Places to Walk, Crete Island
If you go walking in Crete you are sure to come across some of these shaggy creatures scrambling up a cliff or along the side of a gorge.
This picture was taken on a coast walk below Rodakino : they belong to Nikos from the 'Anna and Nikos Taverna (see my accommodation tip) . Try some of their delicious goat milk yoghurt for breakfast.
Spring is a great time to walk in Crete, not too hot and there are lots of wonderful wild flowers out. Don't restrict your plans to the Samaria Gorge, which herds of tourists head for. There are lots of other gorge walks - a favourite of mine is the Gorge of the Dead at Kato Zakro, which is a couple of hours walk, and is somewhat less demanding.
Probably the best general map for walkers - and for drivers - is 'Western Crete' and the separate 'Eastern Crete' maps published by 'Road Editions'. I have seen them listed on Amazon and they are on sale in bookshops in Crete. I wouldn't say they are perfect - the problem is the choice is somewhat limited.
(since writing this 8 to 10 years back the idea of a printed map has become rather quaint, but I still like following a good map)
I'm listing a website below which gives info on walks around the Plakias, Rethymnon, Yeoryeopouli and Elounda areas.

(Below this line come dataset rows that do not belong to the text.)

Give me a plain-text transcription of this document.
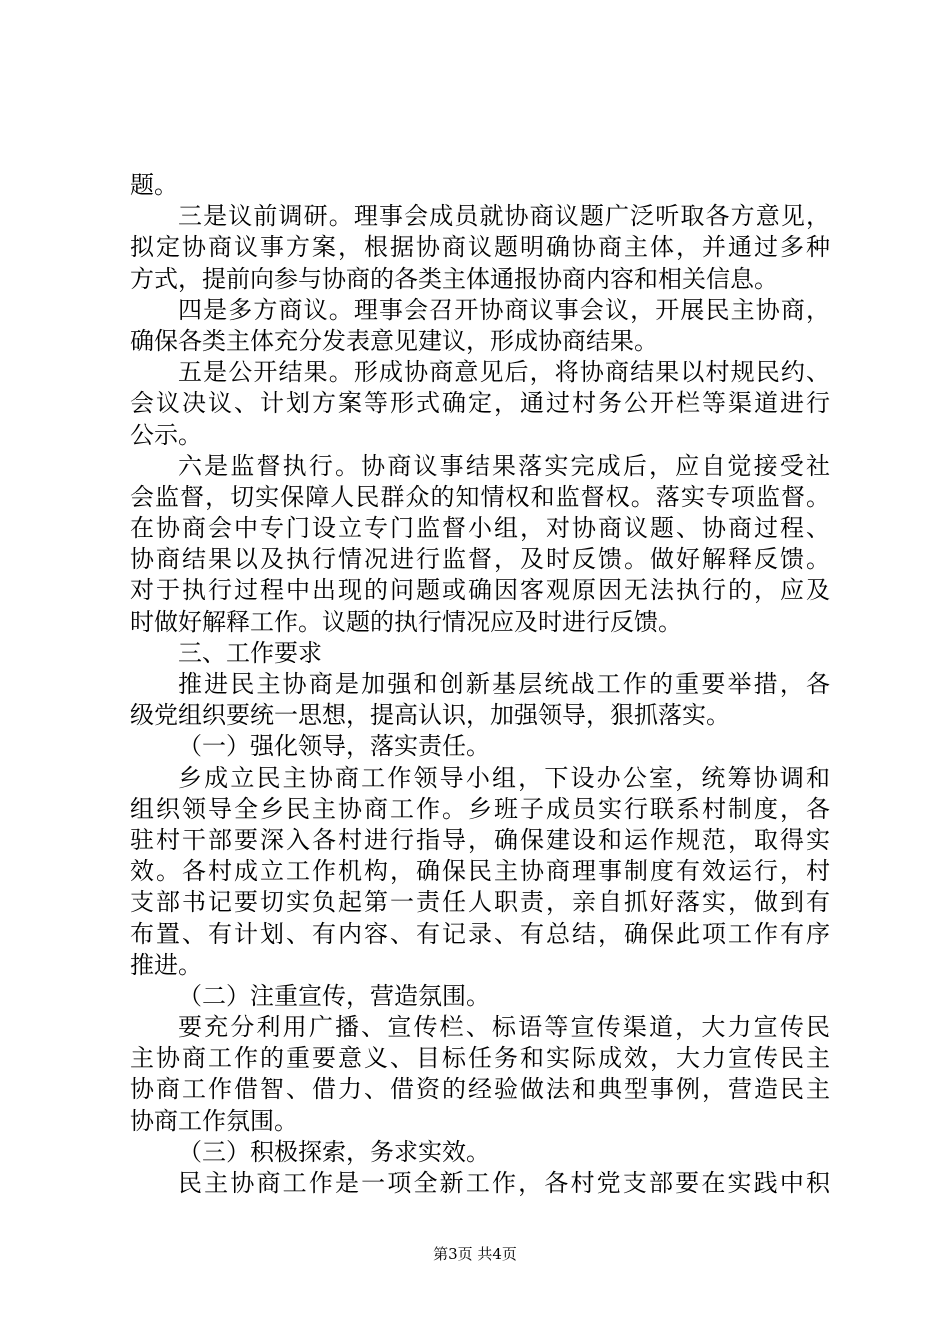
题。
三是议前调研。理事会成员就协商议题广泛听取各方意见，
拟定协商议事方案，根据协商议题明确协商主体，并通过多种
方式，提前向参与协商的各类主体通报协商内容和相关信息。
四是多方商议。理事会召开协商议事会议，开展民主协商，
确保各类主体充分发表意见建议，形成协商结果。
五是公开结果。形成协商意见后，将协商结果以村规民约、
会议决议、计划方案等形式确定，通过村务公开栏等渠道进行
公示。
六是监督执行。协商议事结果落实完成后，应自觉接受社
会监督，切实保障人民群众的知情权和监督权。落实专项监督。
在协商会中专门设立专门监督小组，对协商议题、协商过程、
协商结果以及执行情况进行监督，及时反馈。做好解释反馈。
对于执行过程中出现的问题或确因客观原因无法执行的，应及
时做好解释工作。议题的执行情况应及时进行反馈。
三、工作要求
推进民主协商是加强和创新基层统战工作的重要举措，各
级党组织要统一思想，提高认识，加强领导，狠抓落实。
（一）强化领导，落实责任。
乡成立民主协商工作领导小组，下设办公室，统筹协调和
组织领导全乡民主协商工作。乡班子成员实行联系村制度，各
驻村干部要深入各村进行指导，确保建设和运作规范，取得实
效。各村成立工作机构，确保民主协商理事制度有效运行，村
支部书记要切实负起第一责任人职责，亲自抓好落实，做到有
布置、有计划、有内容、有记录、有总结，确保此项工作有序
推进。
（二）注重宣传，营造氛围。
要充分利用广播、宣传栏、标语等宣传渠道，大力宣传民
主协商工作的重要意义、目标任务和实际成效，大力宣传民主
协商工作借智、借力、借资的经验做法和典型事例，营造民主
协商工作氛围。
（三）积极探索，务求实效。
民主协商工作是一项全新工作，各村党支部要在实践中积
第3页 共4页
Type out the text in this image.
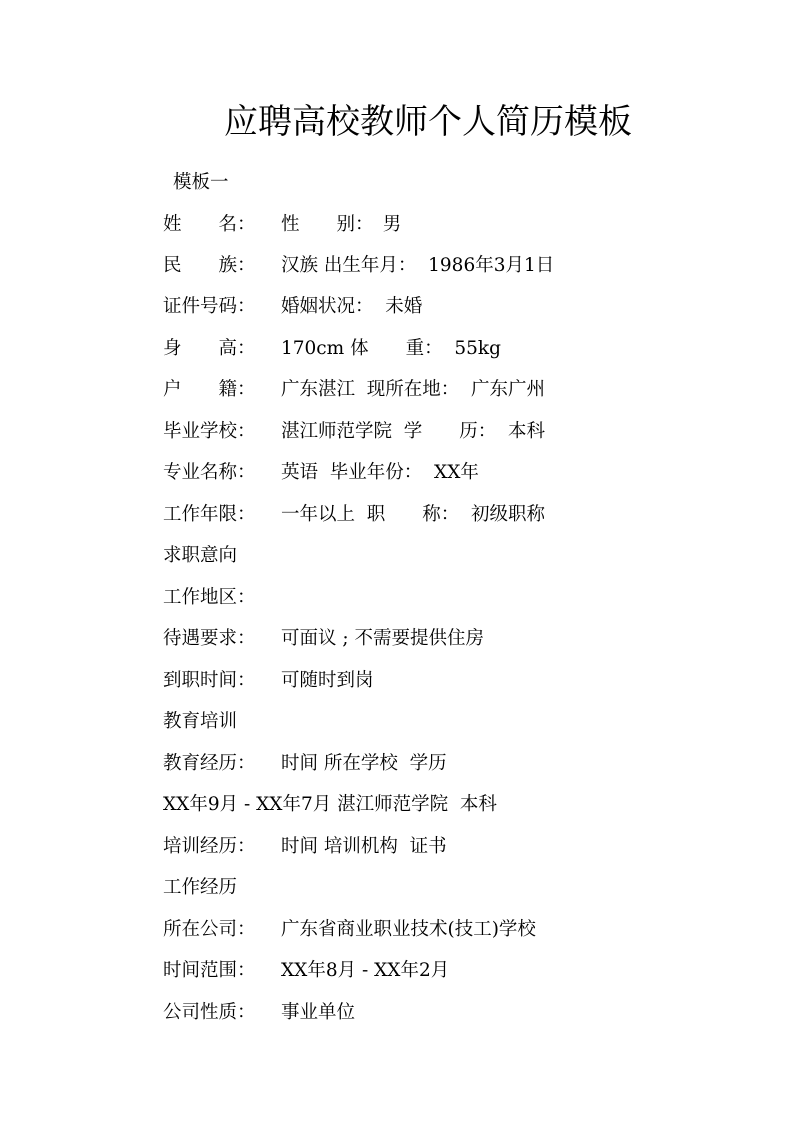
应聘高校教师个人简历模板
模板一
姓　　名： 性　　别：　男
民　　族： 汉族 出生年月：  1986年3月1日
证件号码： 婚姻状况：  未婚
身　　高： 170cm 体　　重：  55kg
户　　籍： 广东湛江  现所在地：  广东广州
毕业学校： 湛江师范学院  学　　历：  本科
专业名称： 英语  毕业年份：  XX年
工作年限： 一年以上  职　　称：  初级职称
求职意向
工作地区：
待遇要求： 可面议 ; 不需要提供住房
到职时间： 可随时到岗
教育培训
教育经历： 时间 所在学校  学历
XX年9月 - XX年7月 湛江师范学院  本科
培训经历： 时间 培训机构  证书
工作经历
所在公司： 广东省商业职业技术(技工)学校
时间范围： XX年8月 - XX年2月
公司性质： 事业单位
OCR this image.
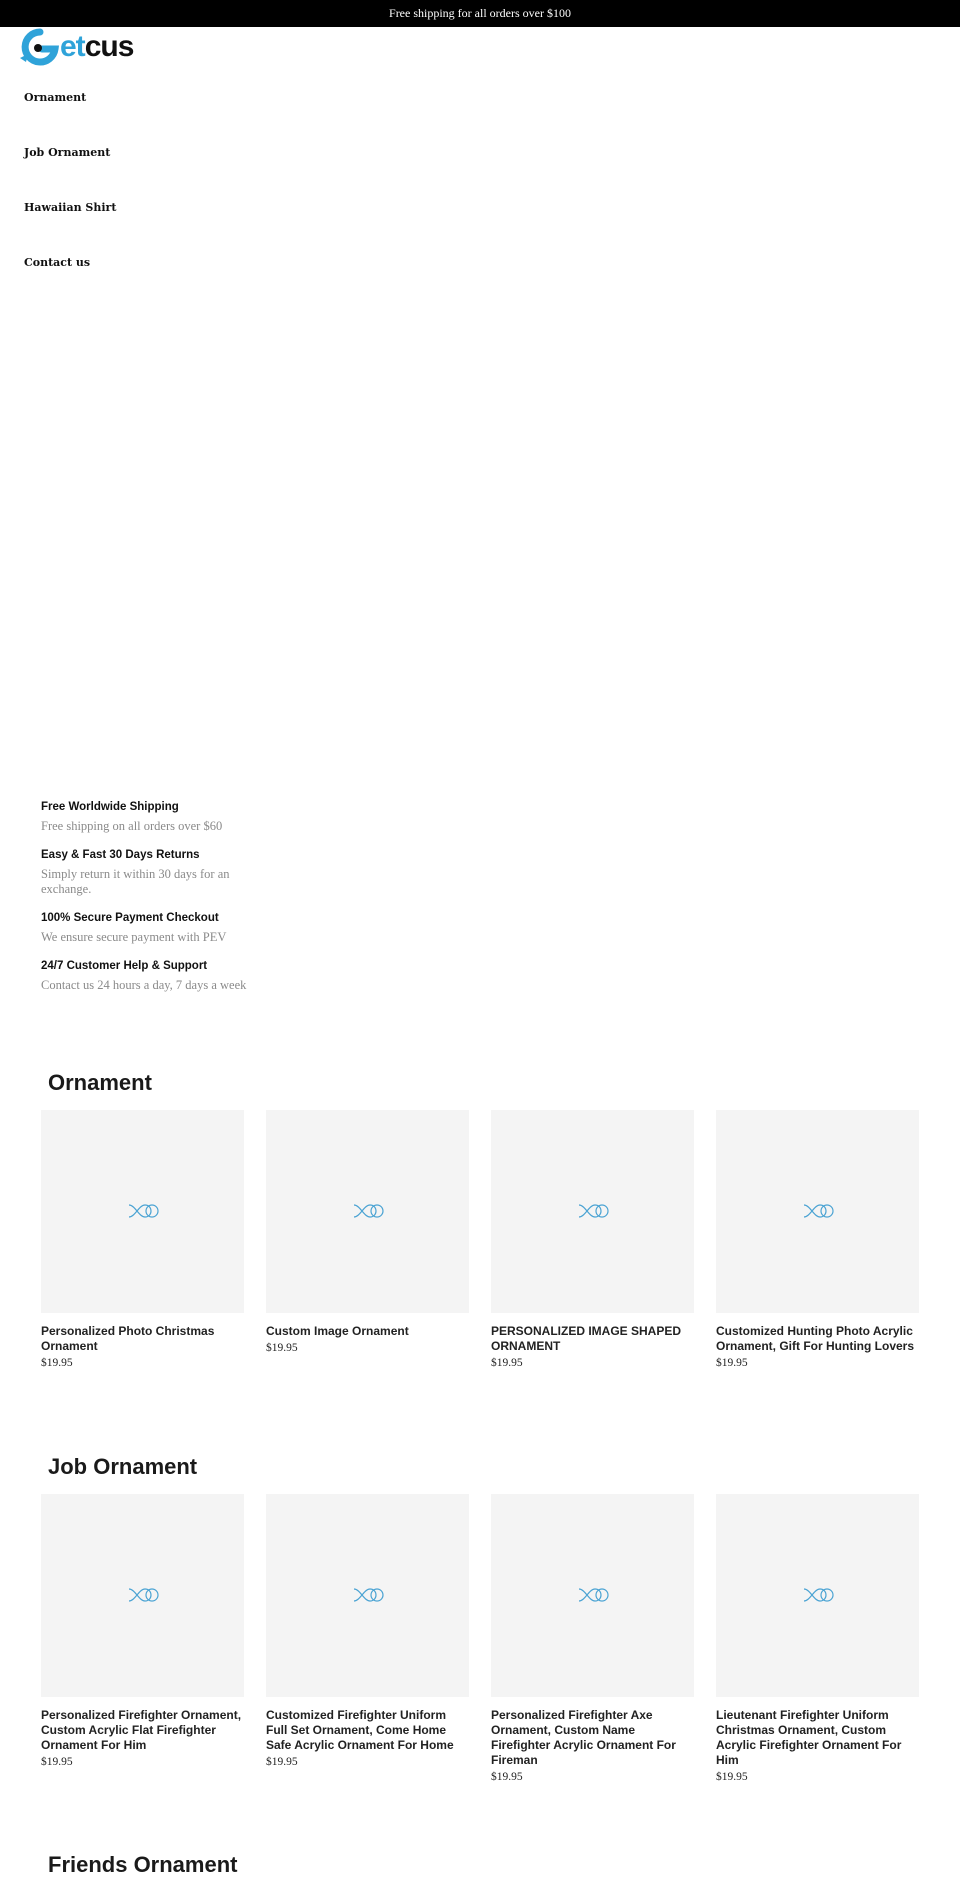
Free shipping for all orders over $100
etcus
Ornament
Job Ornament
Hawaiian Shirt
Contact us
Free Worldwide Shipping

Free shipping on all orders over $60

Easy & Fast 30 Days Returns

Simply return it within 30 days for an exchange.

100% Secure Payment Checkout

We ensure secure payment with PEV

24/7 Customer Help & Support

Contact us 24 hours a day, 7 days a week

Ornament
Personalized Photo Christmas Ornament
$19.95
Custom Image Ornament
$19.95
PERSONALIZED IMAGE SHAPED ORNAMENT
$19.95
Customized Hunting Photo Acrylic Ornament, Gift For Hunting Lovers
$19.95
Job Ornament
Personalized Firefighter Ornament, Custom Acrylic Flat Firefighter Ornament For Him
$19.95
Customized Firefighter Uniform Full Set Ornament, Come Home Safe Acrylic Ornament For Home
$19.95
Personalized Firefighter Axe Ornament, Custom Name Firefighter Acrylic Ornament For Fireman
$19.95
Lieutenant Firefighter Uniform Christmas Ornament, Custom Acrylic Firefighter Ornament For Him
$19.95
Friends Ornament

8 km of awesome landscape. Park the car in Imbros and there you see the signs to the beginning of the Gorge. Wear comfortable shoes because of the many loose rocks. At the end you can get a taxi for about 5 euros pp. You can have a wonderful lunch in Imbros.
Note: The gorge is about 2 kms from Kritsa off the Lato road; there is a sign.
So we found the sign again to Kritsa Gorge and turned up an unlikely path, going only about 200 metres before Lorraine’s nerves decided that was it for motorized transport. We alighted and discovered that the track entry, scribbled on a bit of board, was only about 100 metres further uphill.
It looked like the gorge was only a short walk before it closed off as we stepped out down a narrow track beside the 7,000th olive grove we’d encountered. Then we reached the gorge. The further you went the more impressive it became. The jagged sharp rocks betrayed their volcanic origin, the browns and greys reaching staggering heights above our heads as we plunged along the dry riverbed and its large rounded rocks. It wasn’t an easy walk and after about 20 minutes it got a whole lot harder as we had to negotiate an impregnated ladder to reach the next level, though level was something this gorge definitely was not.
Not long after you had to traverse on another set of rungs then haul yourself through a gap to get into the next slot. Lorraine soldiered on where I thought she might have quit; but it was exhilarating stuff at the same time. There were times when you were sure the end was nigh but another gap would appear.
It was around then we met the Germans and they informed us that it was about another half hour to the best spot where the gorge divided but the whole walk was 5 hours. Since we’d programmed ourselves to only go for 45 minutes we realised the best spot was unobtainable for us but it wasn’t long after when nature played its hand. Suddenly the bells of the goats that we continually heard on high were superseded by thunder and a rapidly darkening sky immediately had Lorraine thinking of masses of water flooding the canyon and us with nowhere to go; up was not an option in this place. We retreated to an overhang we’d recently passed as the droplets, some quite large, commenced tumbling from the sky.
We took shelter and hoped it wouldn’t last for too long. Our brief experiences with Cretan weather indicated that it would only be a shower. The minutes dragged by, little rivulets formed here and there; anxiety levels were held in check as we conversed about many things and then, as if by providence, the clouds lit up, signalling the end of the rain. The claustrophobic of the canyon somehow seemed reassuring in one way yet causing anxiety in another.
We retreated, backtracking and easing our way back down the slippery rocks, even getting our feet momentarily wet in a pool. It was just after that when the French couple came past; they were drenched from head to foot whilst we had nary a drop upon us and now the sun was returning.
It was only 10 minutes later that we re-passed them, he apparently naked behind a large rock as we noted all his clothes lying elsewhere. I restrained Lorraine from going to have a look and we continued on, getting back out in good time to travel to Agios Nicolas for a wonderful afternoon tea by the sea. Kritsa was a name we will not forget in a hurry.
The surrounding area of Melame is very rural, peaceful and quiet and great for wandering around. Watch out for the cats - although greek islands are famous for their catlife I've never seen so many in one place as here!
Samaria is a beautiful and impressive gorge. It is a must see if you are nearby. It is a fairly long hike so don't forget walking shoes, water and lots of film!